命を愚弄するメディア
【カンカンカンと、警報音がひっきりなしに鳴る。目の前を通過する急行電車の風圧とごう音がすさまじい。自殺志願の女性を止めようとして、警視庁板橋警察署常盤台交番の宮本邦彦警部(53)=二階級特進=が殉職した東武東上線ときわ台駅の現場を見てきた▼交番は踏切のすぐわきにある。遮断機をくぐって毎朝夕、駅北口へ向かう利用客には、立番(りつばん)の宮本警部は顔なじみだったのだろう。死亡が伝えられてから、通夜が行われた十四日夕までに、献花や記帳に交番を訪れた人は二千七百人を超えた▼事故が起きたのは六日午後七時半。いったん踏切内に入って保護された女性は説諭中に交番から飛び出した。「死んでもいい」「私が悪者になってもいい。だから入るな」と手を広げて制止する宮本警部を振り切って、女性は再び下り線路内に▼この時間帯、電車は一分間隔で通過する。宮本警部は女性をホーム下に抱え込んで引き入れようとしたが、間に合わず、レールの間に倒れ込んでかばった。どれほど勇気がいったことか▼年間自殺者が八年連続で三万人を超える格差社会の最前線で救われた命と、その身代わりとなった警察官。安倍首相が弔問のために板橋署を訪れたのは当然のことだ。緊急叙勲を検討中というが、政治がまずなすべきは、こうした自殺志願者を少しでも減らす努力だろう。それが尊い犠牲に報いる道だ▼一九九二年二月、勤務中に刺殺された警視庁東村山署旭が丘交番の大越晴美警部補=当時(42)=の事件が同じ十四日時効となった。こちらも無念だ】
注目すべきは太字の部分。何やら「今回の事件は格差社会が背景にあり、安倍首相には警察官の死に対して責任がある」とでも言いたげな文章だが、その論理を形成するために最も重要なポイントである「女性が自殺しようとした原因は格差社会」という決め付けはどのようにしてなされたのか。

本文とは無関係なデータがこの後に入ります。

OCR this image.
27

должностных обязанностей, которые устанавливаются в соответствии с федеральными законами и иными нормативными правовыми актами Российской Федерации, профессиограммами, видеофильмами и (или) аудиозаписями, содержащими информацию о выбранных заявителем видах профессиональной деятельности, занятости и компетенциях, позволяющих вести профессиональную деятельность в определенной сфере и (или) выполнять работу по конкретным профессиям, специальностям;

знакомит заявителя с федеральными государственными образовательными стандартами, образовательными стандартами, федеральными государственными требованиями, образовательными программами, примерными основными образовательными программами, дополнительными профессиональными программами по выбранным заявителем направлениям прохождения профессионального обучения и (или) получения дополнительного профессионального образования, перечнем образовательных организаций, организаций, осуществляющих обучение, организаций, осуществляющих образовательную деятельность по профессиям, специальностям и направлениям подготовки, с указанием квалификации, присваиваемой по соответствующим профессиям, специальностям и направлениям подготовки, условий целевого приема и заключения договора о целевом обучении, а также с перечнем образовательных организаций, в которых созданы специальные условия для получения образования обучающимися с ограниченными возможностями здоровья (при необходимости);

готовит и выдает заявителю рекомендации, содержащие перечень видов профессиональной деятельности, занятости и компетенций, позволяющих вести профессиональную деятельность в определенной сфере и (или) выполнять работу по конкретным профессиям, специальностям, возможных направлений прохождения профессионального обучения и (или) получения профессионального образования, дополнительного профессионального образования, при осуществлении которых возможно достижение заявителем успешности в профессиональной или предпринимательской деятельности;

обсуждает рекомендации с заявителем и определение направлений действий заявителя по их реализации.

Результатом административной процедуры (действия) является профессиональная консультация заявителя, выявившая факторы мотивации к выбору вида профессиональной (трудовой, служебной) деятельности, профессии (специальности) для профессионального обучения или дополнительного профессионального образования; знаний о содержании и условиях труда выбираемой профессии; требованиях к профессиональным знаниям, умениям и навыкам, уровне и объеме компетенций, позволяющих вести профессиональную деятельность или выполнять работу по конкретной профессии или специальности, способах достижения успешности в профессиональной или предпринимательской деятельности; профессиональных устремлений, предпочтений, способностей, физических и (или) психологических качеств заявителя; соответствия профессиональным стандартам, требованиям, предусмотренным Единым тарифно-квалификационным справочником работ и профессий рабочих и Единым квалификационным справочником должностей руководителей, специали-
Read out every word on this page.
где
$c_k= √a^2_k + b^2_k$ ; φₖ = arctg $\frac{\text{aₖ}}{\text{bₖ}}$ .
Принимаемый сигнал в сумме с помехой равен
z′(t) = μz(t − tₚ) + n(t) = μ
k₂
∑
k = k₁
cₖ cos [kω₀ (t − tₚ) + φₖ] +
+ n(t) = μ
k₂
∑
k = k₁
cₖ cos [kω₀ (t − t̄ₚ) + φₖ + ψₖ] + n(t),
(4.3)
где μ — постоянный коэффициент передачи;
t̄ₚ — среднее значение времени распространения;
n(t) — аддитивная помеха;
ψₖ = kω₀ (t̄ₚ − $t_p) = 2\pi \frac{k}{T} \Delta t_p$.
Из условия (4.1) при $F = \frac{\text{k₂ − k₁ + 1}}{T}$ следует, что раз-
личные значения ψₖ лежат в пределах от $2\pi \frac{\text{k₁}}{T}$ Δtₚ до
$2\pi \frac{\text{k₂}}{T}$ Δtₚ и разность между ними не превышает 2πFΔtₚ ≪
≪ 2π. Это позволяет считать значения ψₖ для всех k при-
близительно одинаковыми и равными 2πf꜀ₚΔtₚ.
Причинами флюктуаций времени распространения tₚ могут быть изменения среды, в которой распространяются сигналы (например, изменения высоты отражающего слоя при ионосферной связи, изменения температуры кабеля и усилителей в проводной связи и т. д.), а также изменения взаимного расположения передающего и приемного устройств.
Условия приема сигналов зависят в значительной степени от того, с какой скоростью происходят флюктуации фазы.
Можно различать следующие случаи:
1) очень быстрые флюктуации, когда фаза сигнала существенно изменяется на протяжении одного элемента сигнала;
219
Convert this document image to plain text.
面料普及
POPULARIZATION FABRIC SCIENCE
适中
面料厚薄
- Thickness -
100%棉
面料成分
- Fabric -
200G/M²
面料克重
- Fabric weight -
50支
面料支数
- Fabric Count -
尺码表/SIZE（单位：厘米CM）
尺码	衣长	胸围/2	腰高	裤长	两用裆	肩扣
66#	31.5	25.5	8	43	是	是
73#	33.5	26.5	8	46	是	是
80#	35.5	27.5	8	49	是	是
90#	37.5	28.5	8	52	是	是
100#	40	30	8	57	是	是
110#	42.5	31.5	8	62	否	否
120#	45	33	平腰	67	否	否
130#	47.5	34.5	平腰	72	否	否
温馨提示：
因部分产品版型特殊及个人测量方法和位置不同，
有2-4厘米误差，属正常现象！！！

そのような報道はこれまで聞いた事がないが、マスメディアはこの件に関して我々の知らない情報を握っているのだろうか。そうでなければこの文章は、政治批判をしたいがために憶測で物を語るという、メディアにあるまじき行為の証である。あと格差社会も、何も安倍首相が一人で産み出したものではない。そこんとこどう考えているのだ東京新聞は。
文章の最後は「無念」という言葉で締めくくられているが、他人の死すら自分の主張の為に利用せんとするハゲタカ同然の連中が、本気でそんな事を考えているかどうかは大いに疑問である。ハゲタカの方がまだ可愛い。